Trikuta wildlife sanctuary to be denotified
The Union Ministry of Environment and Forests has given its conditional approval to a mining project near the famous Vaishno Devi shrine in Jammu. It has also agreed to de-notify a wildlife sanctuary near the temple to allow expansion of facilities for visiting pilgrims.
The decision follows the recommendations of the National Board of Wildlife (NBWL). In its meeting on October 14, the standing committee of NBWL recommended giving clearance to the proposal of the Jammu and Kashmir Mineral Development Corporation Limited (JMDC) to mine magnesite (magnesium carbonate) from about 18 ha land on the Chipprian Hills near Katra town. The site is owned by the Mata Vaishno Devi Shrine Board. A 30,000-tonne-per-annum dead burnt magnesia plant, proposed in the region, has also been approved.
JMDC had signed a memorandum of understanding with the shrine board. A total of 485.30 ha has been leased by the board for mining and setting up the plant. These land parcels are within five kilometres of the Trikuta wildlife sanctuary.

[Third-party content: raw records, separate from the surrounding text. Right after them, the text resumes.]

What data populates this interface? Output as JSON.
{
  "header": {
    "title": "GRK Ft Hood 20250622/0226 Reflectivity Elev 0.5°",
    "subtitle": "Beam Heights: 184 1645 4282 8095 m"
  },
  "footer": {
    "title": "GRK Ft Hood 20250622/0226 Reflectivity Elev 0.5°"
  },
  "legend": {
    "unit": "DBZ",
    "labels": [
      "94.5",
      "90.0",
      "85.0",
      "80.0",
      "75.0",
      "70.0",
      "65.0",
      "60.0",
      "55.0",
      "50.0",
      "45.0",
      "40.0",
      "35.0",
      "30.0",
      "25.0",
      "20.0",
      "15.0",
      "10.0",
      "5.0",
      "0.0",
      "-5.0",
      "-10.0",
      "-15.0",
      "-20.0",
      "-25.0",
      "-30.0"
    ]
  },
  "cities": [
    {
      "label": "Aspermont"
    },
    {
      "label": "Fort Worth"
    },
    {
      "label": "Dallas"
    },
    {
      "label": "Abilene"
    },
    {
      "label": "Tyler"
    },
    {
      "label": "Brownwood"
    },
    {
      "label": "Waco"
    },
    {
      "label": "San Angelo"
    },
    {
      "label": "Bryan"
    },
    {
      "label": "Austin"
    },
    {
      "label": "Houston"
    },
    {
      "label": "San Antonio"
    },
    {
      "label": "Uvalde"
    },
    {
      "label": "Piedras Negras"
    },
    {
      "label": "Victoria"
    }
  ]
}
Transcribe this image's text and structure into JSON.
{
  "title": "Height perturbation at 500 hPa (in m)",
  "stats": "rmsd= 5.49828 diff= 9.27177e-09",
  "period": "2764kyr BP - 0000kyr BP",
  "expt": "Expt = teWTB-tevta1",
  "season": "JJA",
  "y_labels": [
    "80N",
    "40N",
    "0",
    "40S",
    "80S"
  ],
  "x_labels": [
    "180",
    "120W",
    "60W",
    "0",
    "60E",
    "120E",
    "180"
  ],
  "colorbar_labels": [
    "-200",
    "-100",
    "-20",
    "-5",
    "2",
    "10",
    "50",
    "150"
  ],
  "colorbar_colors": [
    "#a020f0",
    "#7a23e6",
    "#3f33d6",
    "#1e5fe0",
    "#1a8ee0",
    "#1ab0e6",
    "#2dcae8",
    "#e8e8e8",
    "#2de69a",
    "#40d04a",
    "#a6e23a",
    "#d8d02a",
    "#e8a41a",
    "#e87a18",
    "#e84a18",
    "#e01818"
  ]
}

In April this year, NBWL agreed to de-notify the entire sanctuary comprising 3,140 ha following an application by the state forest department and the shrine board. The board said it needed the land for developing facilities for the ever-increasing number of visitors to the shrine. The sanctuary, a home to leopards, gorals and cheer pheasants, was notified in 1981. However, the area has never been in the physical possession of the wildlife department.
A few non-official members of the board had objected to the de-notification of the sanctuary. “This denotification sets a very bad precedent of denotifying entire sanctuaries,” says Prerna Bindra, a conservationist and a non-official member of the board. It was decided by the board that twice or more area than that of the sanctuary will be identified and notified simultaneously as a sanctuary in lieu of the de-notification of the Trikuta sanctuary. Besides, the company will also have to carry out eco-development works through the State Wildlife Department in the buffer zone of the sanctuary at a cost of Rs 25 lakh per annum. A K Singh, chief wildlife warden of state refused to comment on the issue while the officials in Maa Vaishno Devi Shrine Board could not be contacted despite repeated attempts.